17 March 2004
Memorandum to the Minister of Finance
Proposed broadening of foreign exchange intervention capacity - Memorandum to Cabinet
1. Attached is a paper for Cabinet on the proposed broadening of the Reserve Bank's foreign exchange intervention capacity. It is proposed that the paper be submitted to Cabinet for consideration at its meeting on 22 March.
2. The memorandum to Cabinet sets out the rationale for the proposed widening of the Bank's foreign exchange intervention capacity and asks Cabinet to note the key elements required to give effect to the proposal and agree to the additional capital being requested by the Bank. In particular, the memorandum asks Cabinet to:
- note that the Bank has requested an increase in its holding of foreign exchange reserves for existing intervention purposes (of stabilising the foreign exchange market) of approximately $1.9 billion and that you plan to agree to that increase;
- note that the Bank has indicated it will require additional foreign exchange reserves of [..........] for the new intervention objective of reducing the variability in the exchange rate, and that you plan to agree to that increase, provided that Cabinet agrees to the increase in the Bank's equity by $1 billion;
- agree to an increase in the Reserve Bank's equity of $1 billion, which will require an appropriation from Parliament at the time of the Budget;
- note that, if the Bank needs to intervene in the foreign exchange market before the increase in its equity has been effected, you would agree to give the Bank an indemnity from the Crown to cover currency losses over that period; and
- note that the Bank's Funding Agreement will need to be amended to make it clear that marked-to-market losses are not included in the allowable expenditure required by the Bank for operational purposes, that you plan to agree to this amendment later this month, and that it will need to be ratified in the House.
3. The dollar figures for increases in foreign reserves are expressed in NZ dollars.
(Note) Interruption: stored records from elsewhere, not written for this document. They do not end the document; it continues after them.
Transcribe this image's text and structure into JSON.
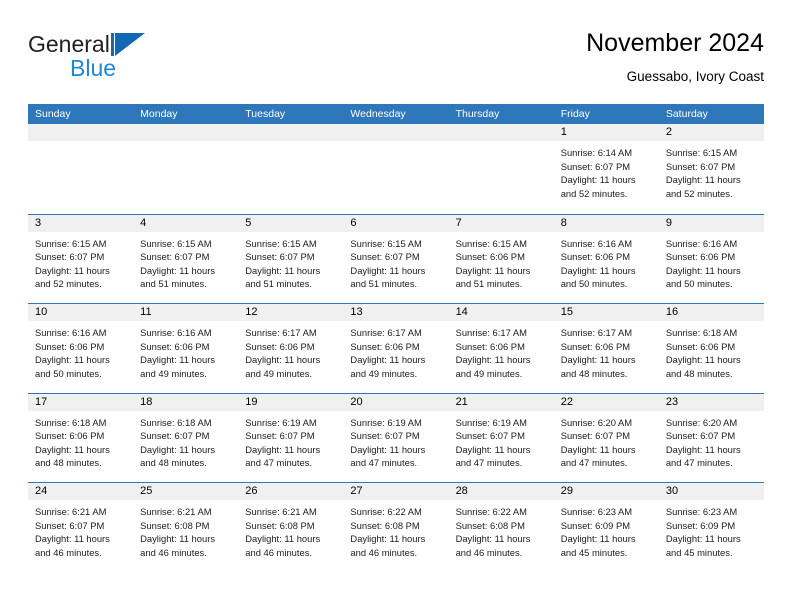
{
  "brand": {
    "name_part1": "General",
    "name_part2": "Blue",
    "logo_icon": "general-blue-triangle-logo",
    "accent_color": "#1268b3",
    "secondary_color": "#1e87d6"
  },
  "header": {
    "title": "November 2024",
    "subtitle": "Guessabo, Ivory Coast"
  },
  "calendar": {
    "header_bg": "#2e77bb",
    "header_text_color": "#ffffff",
    "datenum_bg": "#f0f0f0",
    "weekdays": [
      "Sunday",
      "Monday",
      "Tuesday",
      "Wednesday",
      "Thursday",
      "Friday",
      "Saturday"
    ],
    "weeks": [
      [
        {
          "day": "",
          "lines": []
        },
        {
          "day": "",
          "lines": []
        },
        {
          "day": "",
          "lines": []
        },
        {
          "day": "",
          "lines": []
        },
        {
          "day": "",
          "lines": []
        },
        {
          "day": "1",
          "lines": [
            "Sunrise: 6:14 AM",
            "Sunset: 6:07 PM",
            "Daylight: 11 hours",
            "and 52 minutes."
          ]
        },
        {
          "day": "2",
          "lines": [
            "Sunrise: 6:15 AM",
            "Sunset: 6:07 PM",
            "Daylight: 11 hours",
            "and 52 minutes."
          ]
        }
      ],
      [
        {
          "day": "3",
          "lines": [
            "Sunrise: 6:15 AM",
            "Sunset: 6:07 PM",
            "Daylight: 11 hours",
            "and 52 minutes."
          ]
        },
        {
          "day": "4",
          "lines": [
            "Sunrise: 6:15 AM",
            "Sunset: 6:07 PM",
            "Daylight: 11 hours",
            "and 51 minutes."
          ]
        },
        {
          "day": "5",
          "lines": [
            "Sunrise: 6:15 AM",
            "Sunset: 6:07 PM",
            "Daylight: 11 hours",
            "and 51 minutes."
          ]
        },
        {
          "day": "6",
          "lines": [
            "Sunrise: 6:15 AM",
            "Sunset: 6:07 PM",
            "Daylight: 11 hours",
            "and 51 minutes."
          ]
        },
        {
          "day": "7",
          "lines": [
            "Sunrise: 6:15 AM",
            "Sunset: 6:06 PM",
            "Daylight: 11 hours",
            "and 51 minutes."
          ]
        },
        {
          "day": "8",
          "lines": [
            "Sunrise: 6:16 AM",
            "Sunset: 6:06 PM",
            "Daylight: 11 hours",
            "and 50 minutes."
          ]
        },
        {
          "day": "9",
          "lines": [
            "Sunrise: 6:16 AM",
            "Sunset: 6:06 PM",
            "Daylight: 11 hours",
            "and 50 minutes."
          ]
        }
      ],
      [
        {
          "day": "10",
          "lines": [
            "Sunrise: 6:16 AM",
            "Sunset: 6:06 PM",
            "Daylight: 11 hours",
            "and 50 minutes."
          ]
        },
        {
          "day": "11",
          "lines": [
            "Sunrise: 6:16 AM",
            "Sunset: 6:06 PM",
            "Daylight: 11 hours",
            "and 49 minutes."
          ]
        },
        {
          "day": "12",
          "lines": [
            "Sunrise: 6:17 AM",
            "Sunset: 6:06 PM",
            "Daylight: 11 hours",
            "and 49 minutes."
          ]
        },
        {
          "day": "13",
          "lines": [
            "Sunrise: 6:17 AM",
            "Sunset: 6:06 PM",
            "Daylight: 11 hours",
            "and 49 minutes."
          ]
        },
        {
          "day": "14",
          "lines": [
            "Sunrise: 6:17 AM",
            "Sunset: 6:06 PM",
            "Daylight: 11 hours",
            "and 49 minutes."
          ]
        },
        {
          "day": "15",
          "lines": [
            "Sunrise: 6:17 AM",
            "Sunset: 6:06 PM",
            "Daylight: 11 hours",
            "and 48 minutes."
          ]
        },
        {
          "day": "16",
          "lines": [
            "Sunrise: 6:18 AM",
            "Sunset: 6:06 PM",
            "Daylight: 11 hours",
            "and 48 minutes."
          ]
        }
      ],
      [
        {
          "day": "17",
          "lines": [
            "Sunrise: 6:18 AM",
            "Sunset: 6:06 PM",
            "Daylight: 11 hours",
            "and 48 minutes."
          ]
        },
        {
          "day": "18",
          "lines": [
            "Sunrise: 6:18 AM",
            "Sunset: 6:07 PM",
            "Daylight: 11 hours",
            "and 48 minutes."
          ]
        },
        {
          "day": "19",
          "lines": [
            "Sunrise: 6:19 AM",
            "Sunset: 6:07 PM",
            "Daylight: 11 hours",
            "and 47 minutes."
          ]
        },
        {
          "day": "20",
          "lines": [
            "Sunrise: 6:19 AM",
            "Sunset: 6:07 PM",
            "Daylight: 11 hours",
            "and 47 minutes."
          ]
        },
        {
          "day": "21",
          "lines": [
            "Sunrise: 6:19 AM",
            "Sunset: 6:07 PM",
            "Daylight: 11 hours",
            "and 47 minutes."
          ]
        },
        {
          "day": "22",
          "lines": [
            "Sunrise: 6:20 AM",
            "Sunset: 6:07 PM",
            "Daylight: 11 hours",
            "and 47 minutes."
          ]
        },
        {
          "day": "23",
          "lines": [
            "Sunrise: 6:20 AM",
            "Sunset: 6:07 PM",
            "Daylight: 11 hours",
            "and 47 minutes."
          ]
        }
      ],
      [
        {
          "day": "24",
          "lines": [
            "Sunrise: 6:21 AM",
            "Sunset: 6:07 PM",
            "Daylight: 11 hours",
            "and 46 minutes."
          ]
        },
        {
          "day": "25",
          "lines": [
            "Sunrise: 6:21 AM",
            "Sunset: 6:08 PM",
            "Daylight: 11 hours",
            "and 46 minutes."
          ]
        },
        {
          "day": "26",
          "lines": [
            "Sunrise: 6:21 AM",
            "Sunset: 6:08 PM",
            "Daylight: 11 hours",
            "and 46 minutes."
          ]
        },
        {
          "day": "27",
          "lines": [
            "Sunrise: 6:22 AM",
            "Sunset: 6:08 PM",
            "Daylight: 11 hours",
            "and 46 minutes."
          ]
        },
        {
          "day": "28",
          "lines": [
            "Sunrise: 6:22 AM",
            "Sunset: 6:08 PM",
            "Daylight: 11 hours",
            "and 46 minutes."
          ]
        },
        {
          "day": "29",
          "lines": [
            "Sunrise: 6:23 AM",
            "Sunset: 6:09 PM",
            "Daylight: 11 hours",
            "and 45 minutes."
          ]
        },
        {
          "day": "30",
          "lines": [
            "Sunrise: 6:23 AM",
            "Sunset: 6:09 PM",
            "Daylight: 11 hours",
            "and 45 minutes."
          ]
        }
      ]
    ]
  }
}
The actual NZ dollar value of the increases in reserves may vary depending on exchange rate movements between now and the time that the increases are implemented.
4. The memorandum to Cabinet sets out the intended process for implementing the new intervention arrangements, based on the timetable given to us by your office. On this basis, we plan to submit to you later this month the proposed amendment to the Bank's Funding Agreement, the letter setting out the policy framework for the new intervention arrangements, and the specific recommendations for the increases in reserves.
5. The Treasury has been consulted on this memorandum and the attached paper to Cabinet, and supports both papers.
I recommend that you:
(a) sign the attached memorandum to Cabinet, and agree that it be submitted to Cabinet for consideration at its meeting on 22 March;
(b) note that the Bank will revert to you later this month with a proposed letter setting out the intended objectives and framework for foreign exchange intervention, the proposed amendment to the Funding Agreement, and a formal request for the increase in the Bank's foreign exchange reserves; and
(c) note that, if the Bank needs to intervene for the purpose of influencing the level of the exchange rate before the injection of additional capital, we will request that you issue an indemnity to the Bank, pursuant to the Public Finance Act, to cover the Bank for all marked-to-market losses that it might incur as a result of intervening for the period up to the time of the capital injection.